Grant stood there, somewhere between bemused and astonished. Women, he thought. Studying the mysteries of the cosmos is simple. Figuring out women is the real challenge.
His phone buzzed again as Grant slid his door shut.
“On wall screen,” he commanded the phone.
Toshio Aichi’s face filled the screen: ascetically lean, unsmiling. Talk about inscrutable, Grant thought. Tosh doesn’t let anything show.
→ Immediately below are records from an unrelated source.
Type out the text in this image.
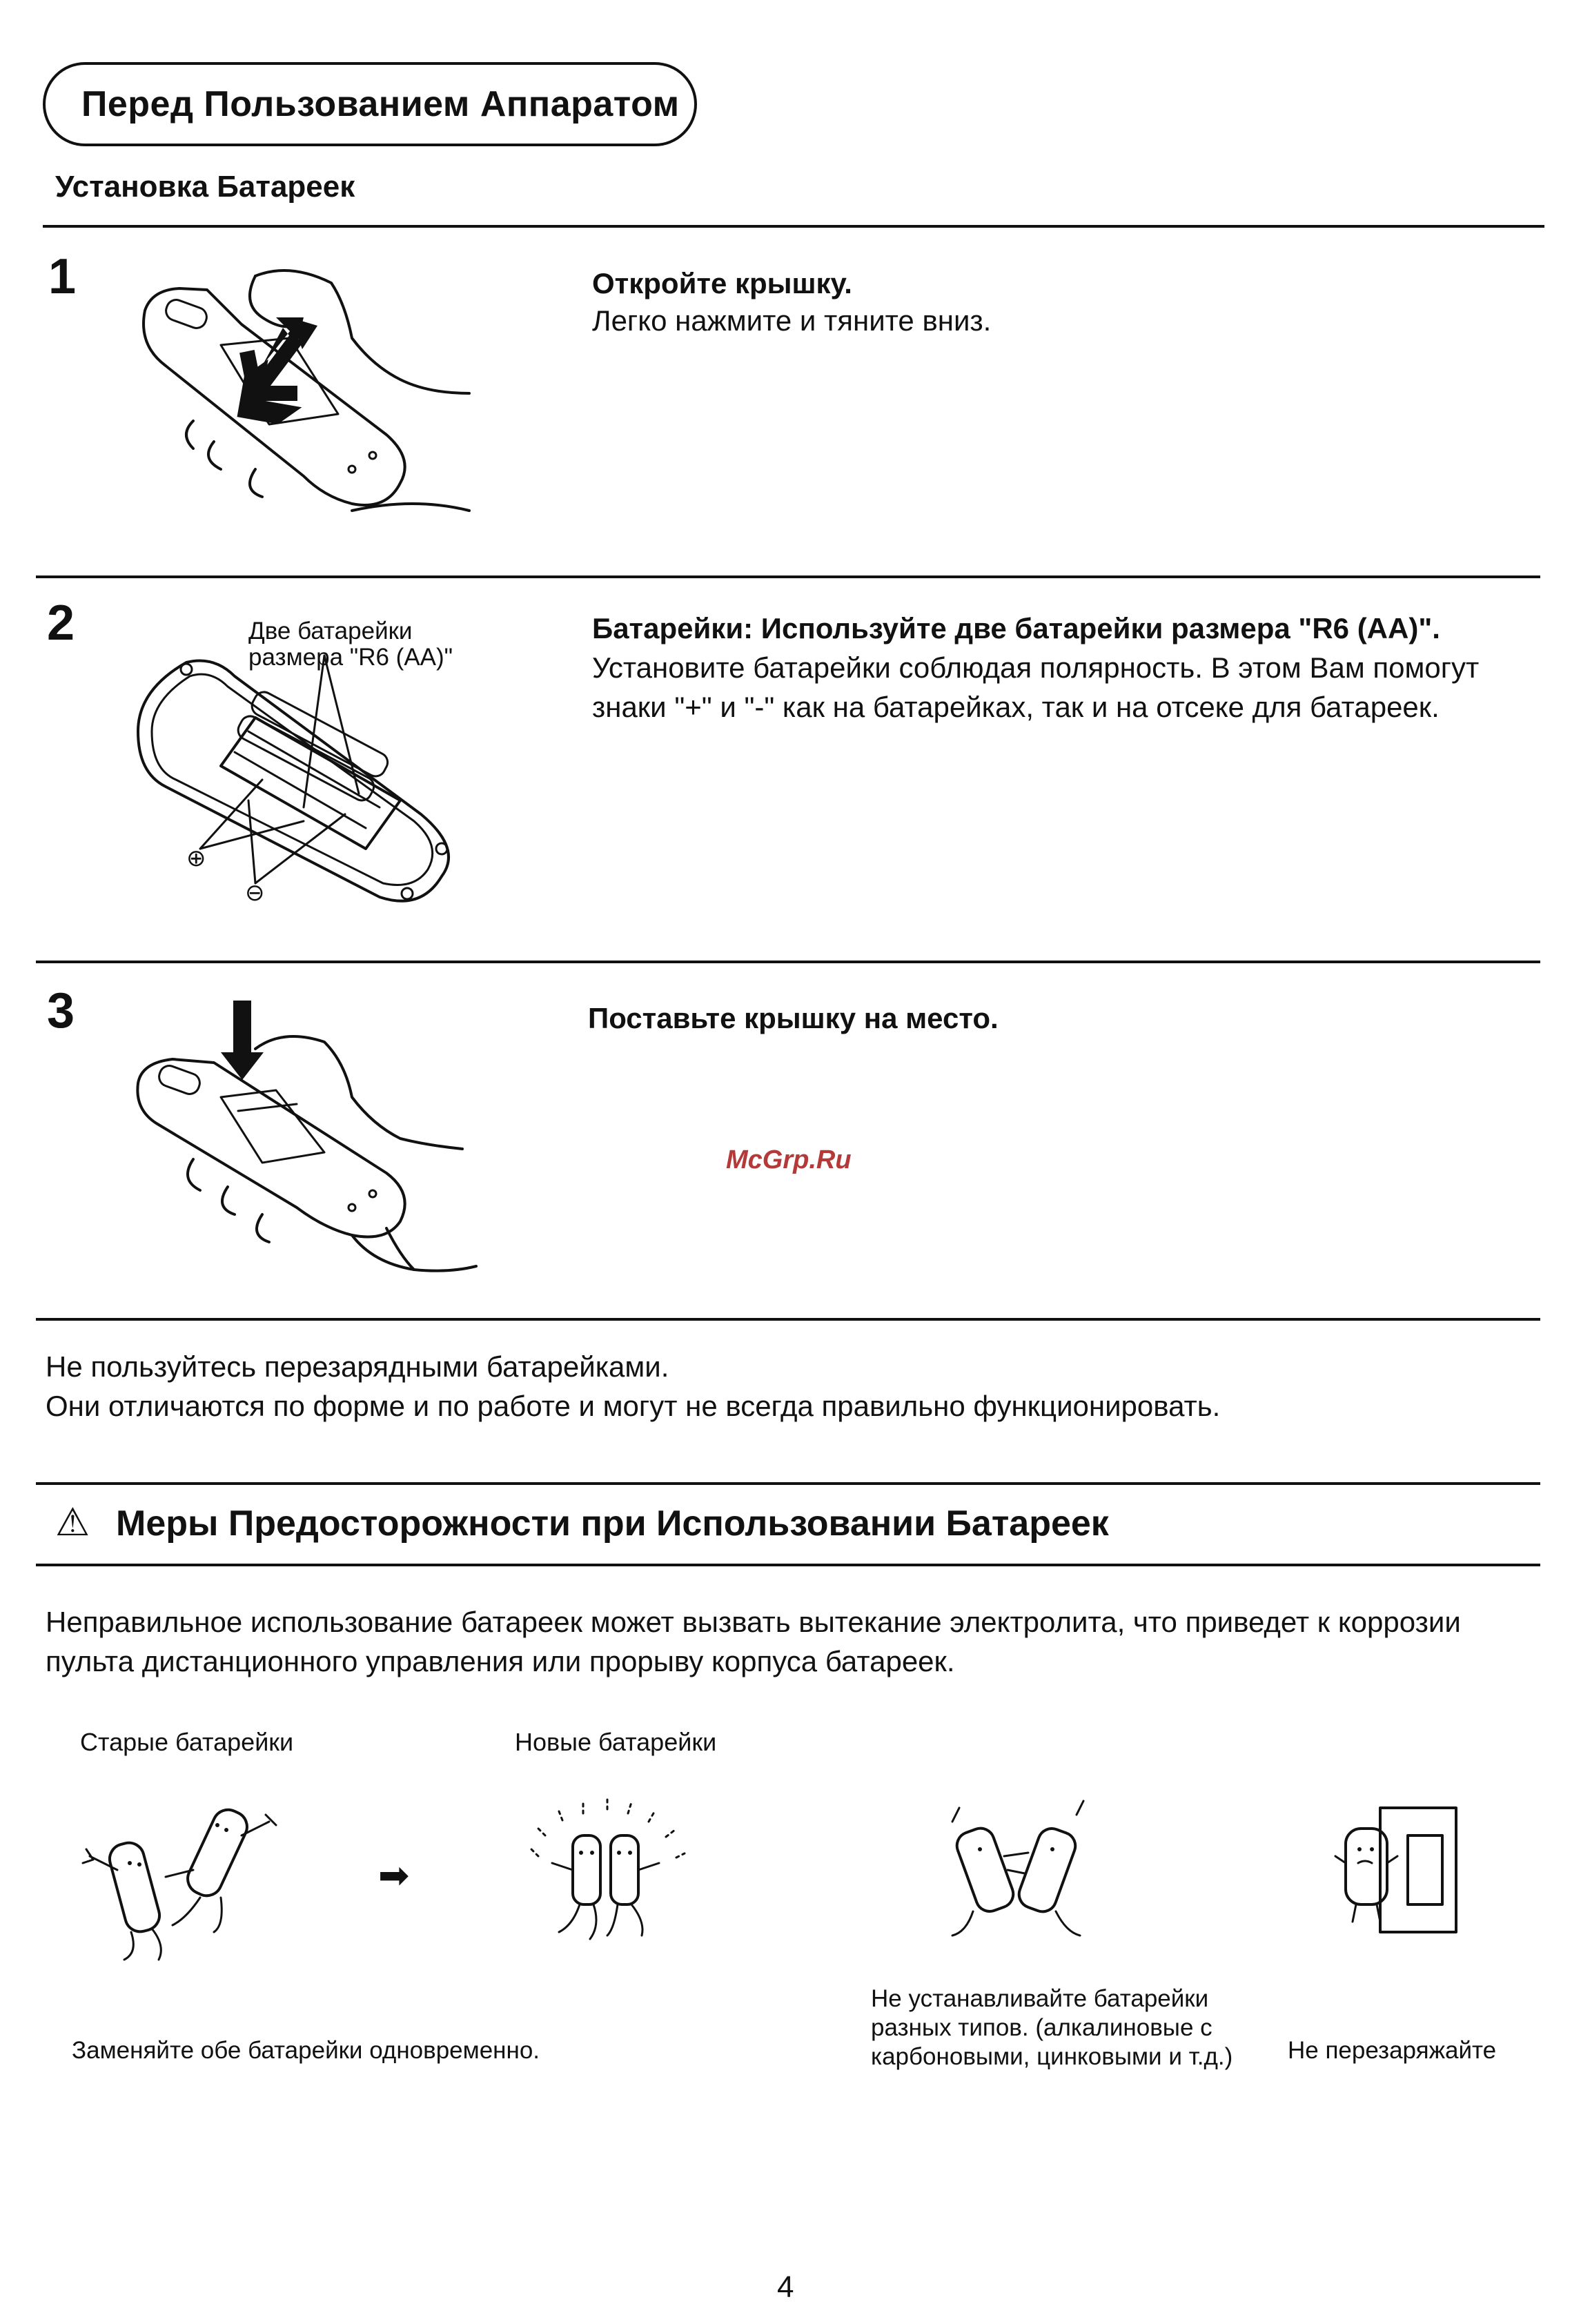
Перед Пользованием Аппаратом
Установка Батареек
1	Откройте крышку.
Легко нажмите и тяните вниз.
2	Две батарейки
размера "R6 (AA)"
⊕
⊖
Батарейки: Используйте две батарейки размера "R6 (AA)".
Установите батарейки соблюдая полярность. В этом Вам помогут
знаки "+" и "-" как на батарейках, так и на отсеке для батареек.
3	Поставьте крышку на место.
McGrp.Ru
Не пользуйтесь перезарядными батарейками.
Они отличаются по форме и по работе и могут не всегда правильно функционировать.
⚠ Меры Предосторожности при Использовании Батареек
Неправильное использование батареек может вызвать вытекание электролита, что приведет к коррозии
пульта дистанционного управления или прорыву корпуса батареек.
Старые батарейки	Новые батарейки
➡
Заменяйте обе батарейки одновременно.
Не устанавливайте батарейки
разных типов. (алкалиновые с
карбоновыми, цинковыми и т.д.) Не перезаряжайте
4
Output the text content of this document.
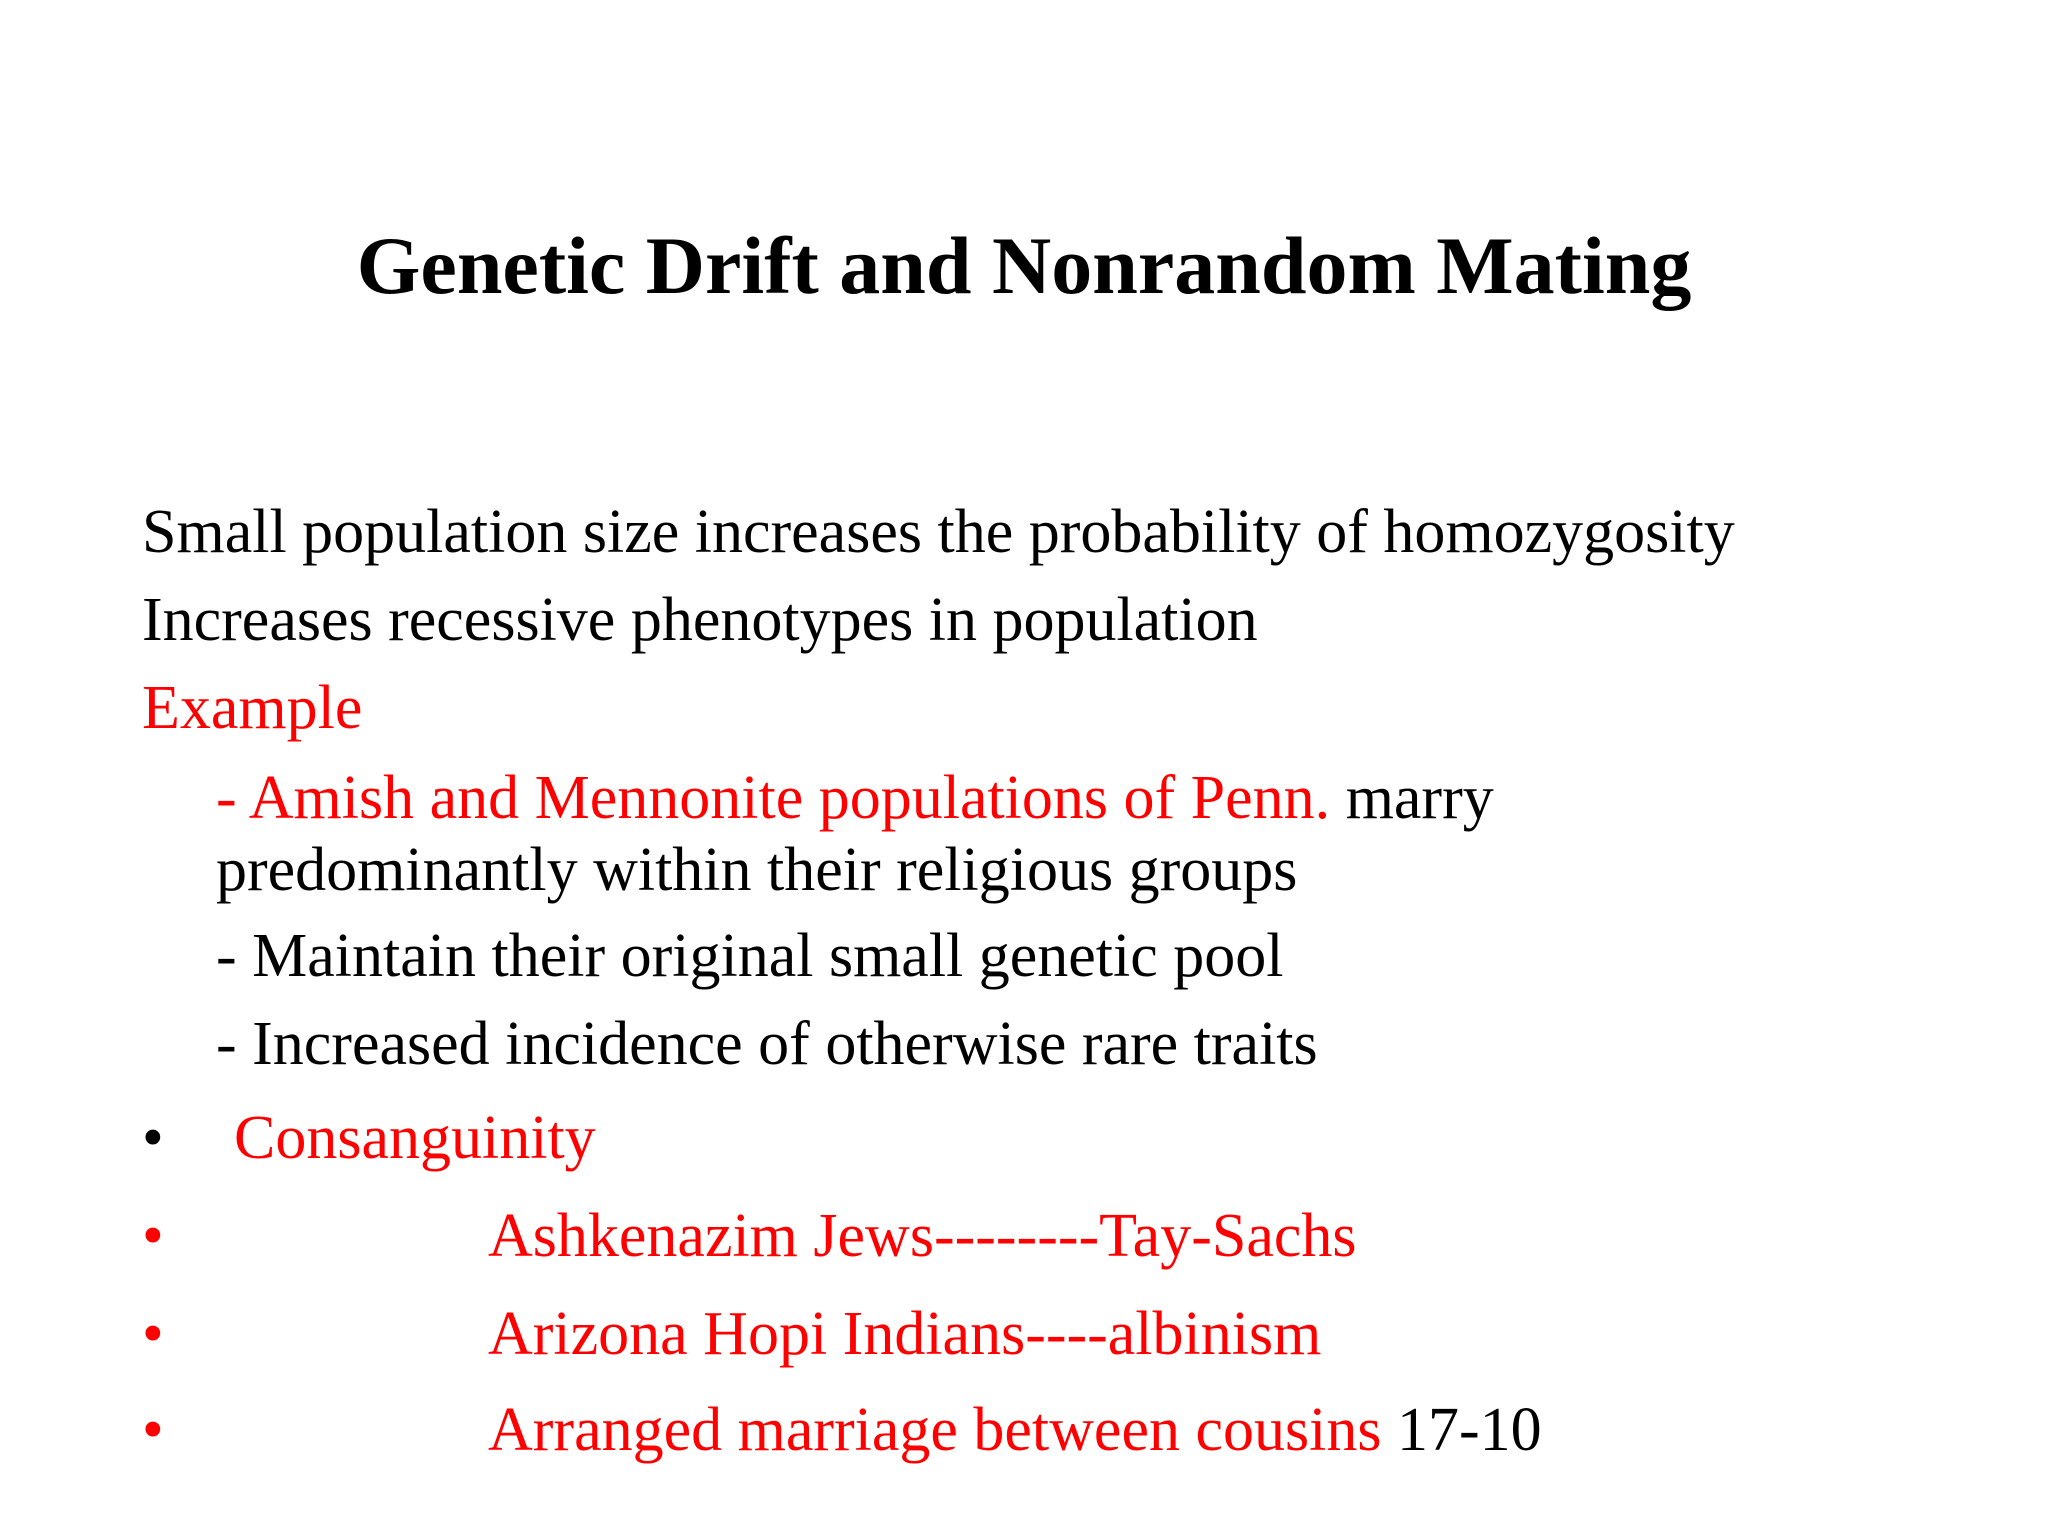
Genetic Drift and Nonrandom Mating
Small population size increases the probability of homozygosity
Increases recessive phenotypes in population
Example
- Amish and Mennonite populations of Penn. marry
predominantly within their religious groups
- Maintain their original small genetic pool
- Increased incidence of otherwise rare traits
• Consanguinity
•	Ashkenazim Jews--------Tay-Sachs
•	Arizona Hopi Indians----albinism
•	Arranged marriage between cousins 17-10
“Grant, we’ve found a defect in Winston’s suit,” Aichi said without preamble.
Grant’s chest tightened.
“A defect?”
“Relax,” Aichi said, his expression unchanged. “You couldn’t have seen it when you checked Winston’s suit. Nobody could have, not without a laser probe.”
“What do you mean?”
“It’s a pinhole leak in the suit’s collar ring. Too small to see with the naked eye, but big enough to slowly leak air out of his helmet. Not enough of a leak for decompression, but enough to asphyxiate him.”
“A pinhole leak?” Grant asked.
Nodding a millimeter or so, Aichi said, “Pinhole. Like the leak that knocked out your superconducting coil.”